- Tonayán Location in Veracruz Tonayán Tonayán (Mexico)
- Coordinates: 19°43′12″N 96°54′36″W﻿ / ﻿19.72000°N 96.91000°W
- Country: Mexico
- State: Veracruz
- Region: Capital Region

Area
- • Total: 75 km^{2} (29 sq mi)
- Elevation: 1,960 m (6,430 ft)

Population (2020)
- • Total: 5,293

= Tonayán =

Tonayán is a municipality located in the south zone in the Mexican state of Veracruz, about 20 km from the state capital Xalapa.

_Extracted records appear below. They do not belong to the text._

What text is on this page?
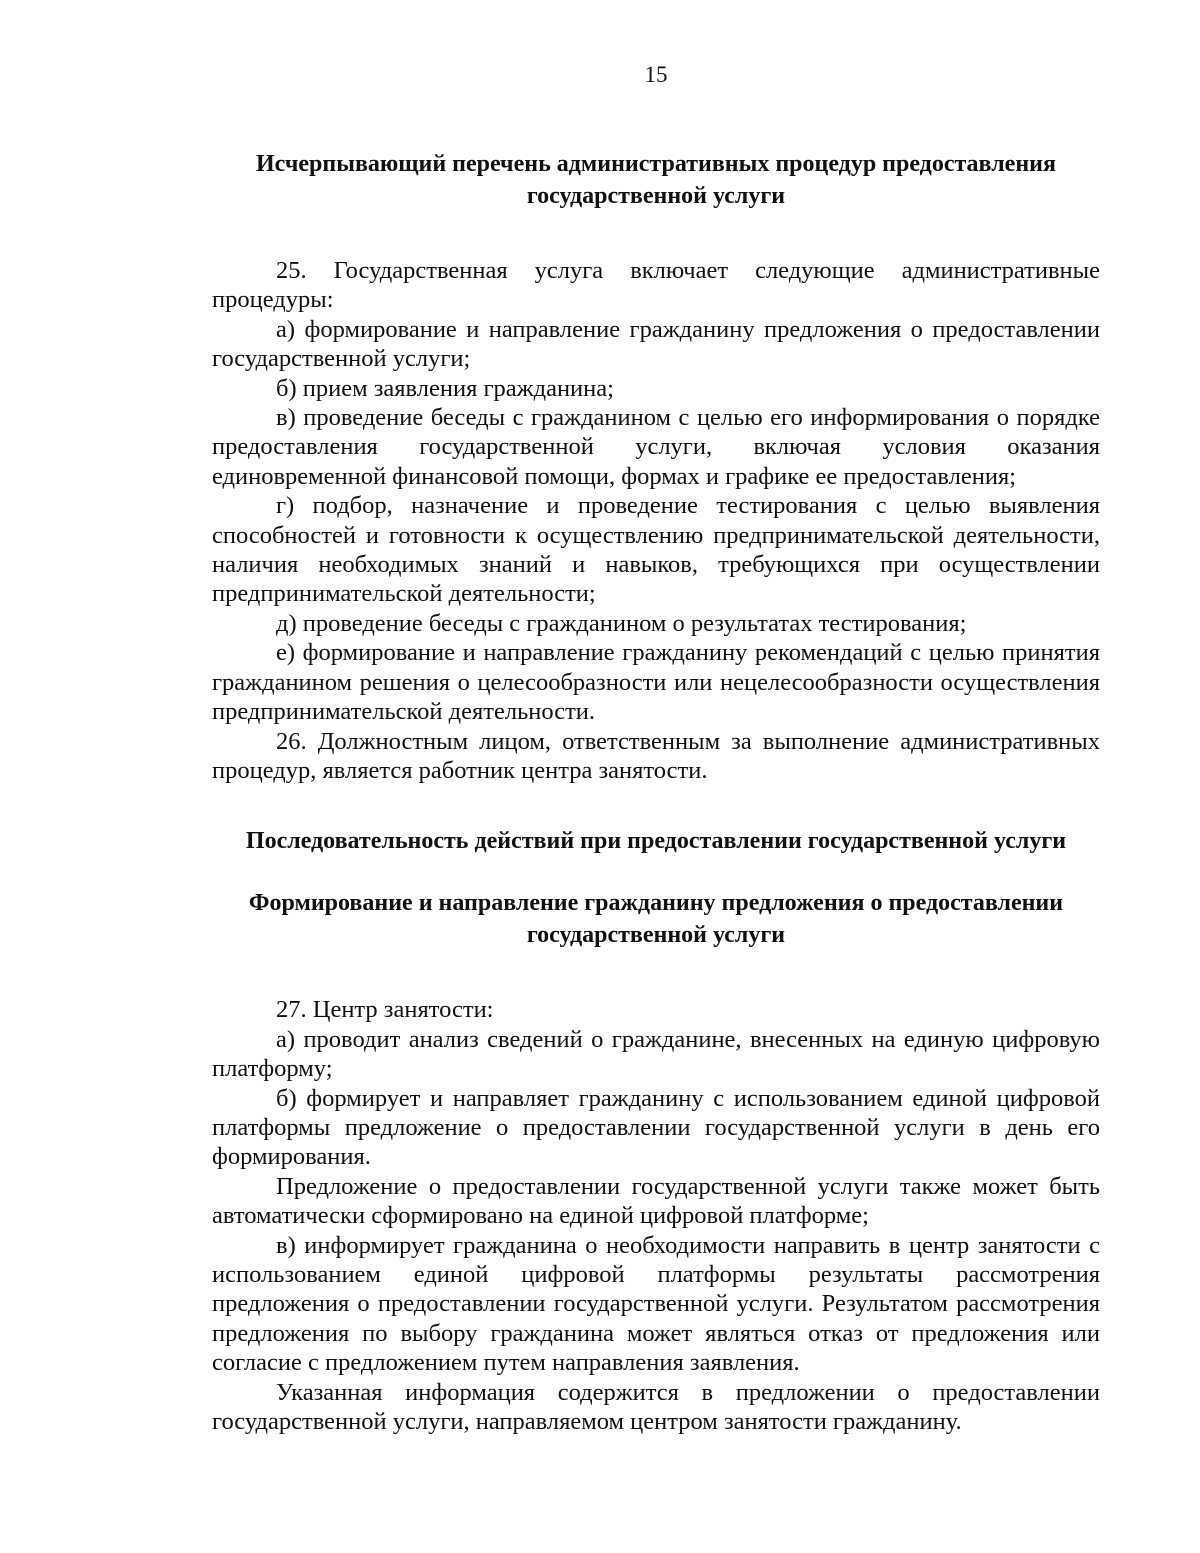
15
Исчерпывающий перечень административных процедур предоставления государственной услуги

25. Государственная услуга включает следующие административные процедуры:

а) формирование и направление гражданину предложения о предоставлении государственной услуги;

б) прием заявления гражданина;

в) проведение беседы с гражданином с целью его информирования о порядке предоставления государственной услуги, включая условия оказания единовременной финансовой помощи, формах и графике ее предоставления;

г) подбор, назначение и проведение тестирования с целью выявления способностей и готовности к осуществлению предпринимательской деятельности, наличия необходимых знаний и навыков, требующихся при осуществлении предпринимательской деятельности;

д) проведение беседы с гражданином о результатах тестирования;

е) формирование и направление гражданину рекомендаций с целью принятия гражданином решения о целесообразности или нецелесообразности осуществления предпринимательской деятельности.

26. Должностным лицом, ответственным за выполнение административных процедур, является работник центра занятости.

Последовательность действий при предоставлении государственной услуги
Формирование и направление гражданину предложения о предоставлении государственной услуги

27. Центр занятости:

а) проводит анализ сведений о гражданине, внесенных на единую цифровую платформу;

б) формирует и направляет гражданину с использованием единой цифровой платформы предложение о предоставлении государственной услуги в день его формирования.

Предложение о предоставлении государственной услуги также может быть автоматически сформировано на единой цифровой платформе;

в) информирует гражданина о необходимости направить в центр занятости с использованием единой цифровой платформы результаты рассмотрения предложения о предоставлении государственной услуги. Результатом рассмотрения предложения по выбору гражданина может являться отказ от предложения или согласие с предложением путем направления заявления.

Указанная информация содержится в предложении о предоставлении государственной услуги, направляемом центром занятости гражданину.
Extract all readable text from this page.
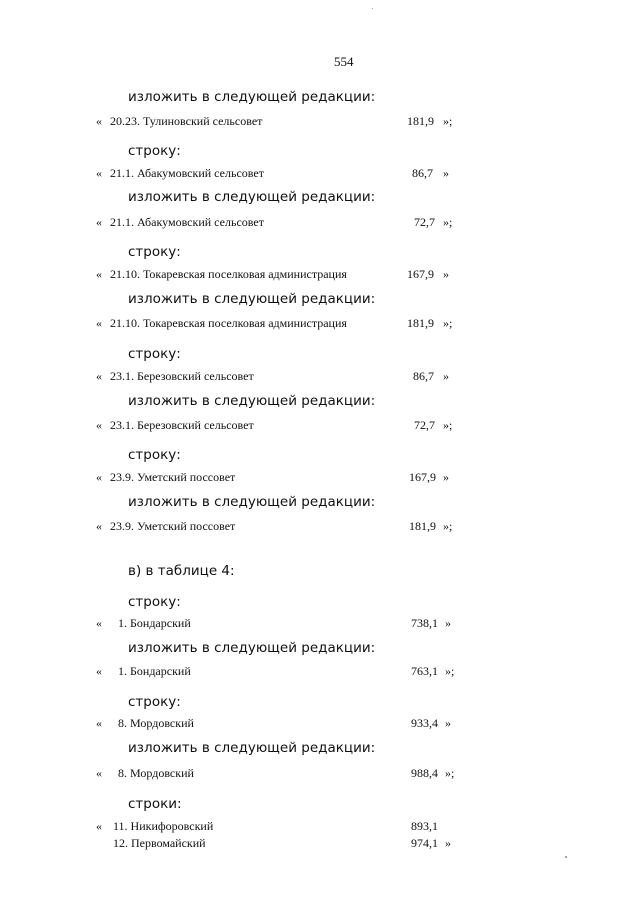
554
изложить в следующей редакции:
« 20.23. Тулиновский сельсовет	181,9 »;
строку:
« 21.1. Абакумовский сельсовет	86,7 »
изложить в следующей редакции:
« 21.1. Абакумовский сельсовет	72,7 »;
строку:
« 21.10. Токаревская поселковая администрация	167,9 »
изложить в следующей редакции:
« 21.10. Токаревская поселковая администрация	181,9 »;
строку:
« 23.1. Березовский сельсовет	86,7 »
изложить в следующей редакции:
« 23.1. Березовский сельсовет	72,7 »;
строку:
« 23.9. Уметский поссовет	167,9 »
изложить в следующей редакции:
« 23.9. Уметский поссовет	181,9 »;
в) в таблице 4:
строку:
« 1. Бондарский	738,1 »
изложить в следующей редакции:
« 1. Бондарский	763,1 »;
строку:
« 8. Мордовский	933,4 »
изложить в следующей редакции:
« 8. Мордовский	988,4 »;
строки:
« 11. Никифоровский	893,1
12. Первомайский	974,1 »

It has a surface of 74.03 km^{2}. It is located at .
==Name==
The name comes from the language Náhuatl, Tonali-tona-yan; that means “Place where it dawns".

==History==
Tonayán was founded as village between the year 1552 and 1564 when a group of inhabitants of the old village of Misantla established in this place to take care of its boundaries that were feeling threatened by the agrarian invasions of the village of Chapultepec.

==Geography==

The municipality of Tonayán is delimited to the north by Tenochtitlán, to the east by Landero y Coss, to the south-east by Naolinco and to the west by Coacoatzintla and Tlacolulan. It is watered by small tributary rivers of the river Actopan.

==Agriculture==

It produces principally maize, beans, potatoes and coffee.

==Celebrations==

In Tonayán, in June takes place the celebration in honor to San Pedro Apostol, Patron of the town, and in December takes place the celebration in honor to Virgen de Guadalupe.